Vietnam attracts nearly US$16.24 billion in FDI over seven-month period

VOV.VN - Vietnam attracted nearly US$16.24 billion in foreign direct investment (FDI) during the past seven months of the year, as reported by the Foreign Investment Agency (FIA) under the Ministry of Planning and Investment.

As of July 20, the total newly and adjusted investment capital and capital contribution for share purchases by foreign investors reached roughly US$16.24 billion, marking an upturn of 4.5% against the same period from last year.

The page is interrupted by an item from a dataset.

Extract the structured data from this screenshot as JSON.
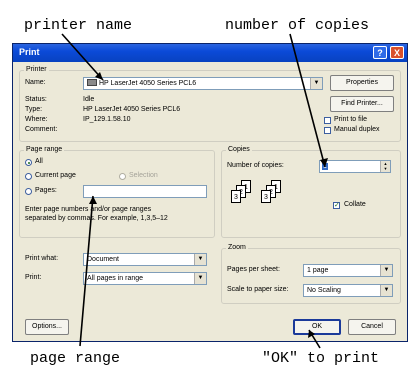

Throughout the reviewed period, nearly US$7.94 billion was injected into 1,627 new projects, representing an increase of 75.5% in terms of the number of projects and 38.6% in terms of the number of capital against last year’s corresponding period.

Furthermore, 736 projects registered to adjust their investment capital, with the additional capital reaching nearly US$4.16 billion, up 27.1% in relating to the number of projects and down 42.5% in capital on-year.

According to details given by the agency, 1,627 transactions of capital contribution and share purchases made by foreign investors were recorded in the period with a combined value of US$4.14 billion, simultaneously marking a fall of 10.6% in number, whilst also being a rise of 60.7% in capital.

In line with this, a significant positive sign is that the disbursed capital stood at an estimated at US$11.58 billion in the opening seven months, a slight annual increase of 0.8%. The move therefore demonstrates the Government's drastic solutions for providing effective support and removing difficulties for enterprises in the process of capital disbursement.

It is worth noting that for the first time this year, the total registered investment capital soaring by 4.5% on-year after witnessing a consecutive decrease over six months.

Most notably, the growth rate of the number of new projects is nearly double that of total investment capital.

These figures indicate that foreign financiers continue to place their trust in the local investment environment as they continue making new investment decisions in the Vietnamese market.

The majority of new investment projects focus on provinces and cities such as Hanoi, Hai Phong, Ho Chi Minh City, Bac Giang, Binh Duong, Bac Ninh, and Dong Nai.

Financiers from Asia still account for a large proportion, including six traditional investment partners, such as Singapore, Japan, China, the Republic of Korea, Hong Kong (China), and Taiwan (China), which made up 78.2% of the country’s total investment capital in the reviewed period.